A four node Oracle RAC cluster was created with two virtual nodes and two physical nodes. The virtual nodes were hosted on a third server when the two servers used for testing were booted to the native RHEL environment. RHEL 5.5 x64 and Oracle 11gR2 were installed on all nodes. During tests the two servers used for testing were booted either to native RHEL or ESX for the physical or virtual tests respectively. This meant that only the two virtual nodes or the two native nodes were powered on during a physical or virtual test. The diagrams below show the same test environment when setup for the two node physical or virtual test.
Physical Test Diagram:
Virtual Test Diagram:
The servers used in testing have a total of 12 physical cores and 24 logical threads if hyperthreading is enabled. The maximum number of vCPUs per VM supported by ESXi 4.1 is eight. This made it necessary to limit the physical server to a smaller number of cores to enable a performance comparison. Using the BIOS settings of the server, hyperthreading was disabled and the number of cores limited to two and four per socket. This resulted in four and eight core physical server configurations that were compared with VM configurations of four and eight vCPUs. Limiting the physical server configurations was only done to enable a direct performance comparison and is clearly not a good way to configure a system for performance normally.
Open source DVD Store 2.1 was used as the workload for the test. DVD Store is an OLTP database workload that simulates customers logging on, browsing, and purchasing DVDs from an online store. It includes database build scripts, load files, and driver programs. For these tests, the database driver was used to directly load the database without a need to have the Web tier installed. Using the new DVD Store 2.1 functionality, two custom-size databases of 50GB each with a 12GB SGA were created as two different instances named DS2 and DS2B. Both instances were running on both nodes of the cluster and were accessed equally on each node.
Running an equal amount of load against each instance on each node was done with both the four CPU and eight CPU test cases.

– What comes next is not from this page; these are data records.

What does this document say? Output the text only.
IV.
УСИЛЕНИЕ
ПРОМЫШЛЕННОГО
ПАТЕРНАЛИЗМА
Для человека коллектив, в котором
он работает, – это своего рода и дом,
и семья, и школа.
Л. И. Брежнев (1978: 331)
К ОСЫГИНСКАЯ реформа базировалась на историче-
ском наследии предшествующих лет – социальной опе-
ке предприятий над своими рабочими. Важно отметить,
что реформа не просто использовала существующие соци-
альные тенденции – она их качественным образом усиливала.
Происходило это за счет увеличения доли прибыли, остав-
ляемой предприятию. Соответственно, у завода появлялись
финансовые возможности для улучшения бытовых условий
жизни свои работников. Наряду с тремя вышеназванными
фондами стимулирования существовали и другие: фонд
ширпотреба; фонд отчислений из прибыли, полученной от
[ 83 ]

DS2 and DS2B instances spanned all nodes and were actively used on all nodes. An equal amount of threads were connected for each instance on each node. The amount of work was scaled up with the number of processors: twice as many DVD Store driver threads were used in the eight CPU case as compared with the four CPU case. For example, a total of 40 threads were running against node one in the four CPU test with 20 accessing DS2 and 20 accessing DS2B. Another 40 threads were accessing DS2 and DS2B on node two at the same time during that test. CPU utilization of the physical hosts and VMs were above 95% in all tests. Results are reported in terms of Orders Per Minute (OPM) and Average Response Time (RT) in milliseconds.
In both the OPM and RT measurements, the virtual RAC performance was within 11 to 13 percent of the physical RAC performance. In an intensive test running on Oracle RAC, the CPU, disk, and network were heavily utilized, but virtual performance was close to native performance. This result removes a barrier from considering virtualizing one of the more performance-intensive tier-one applications in the datacenter.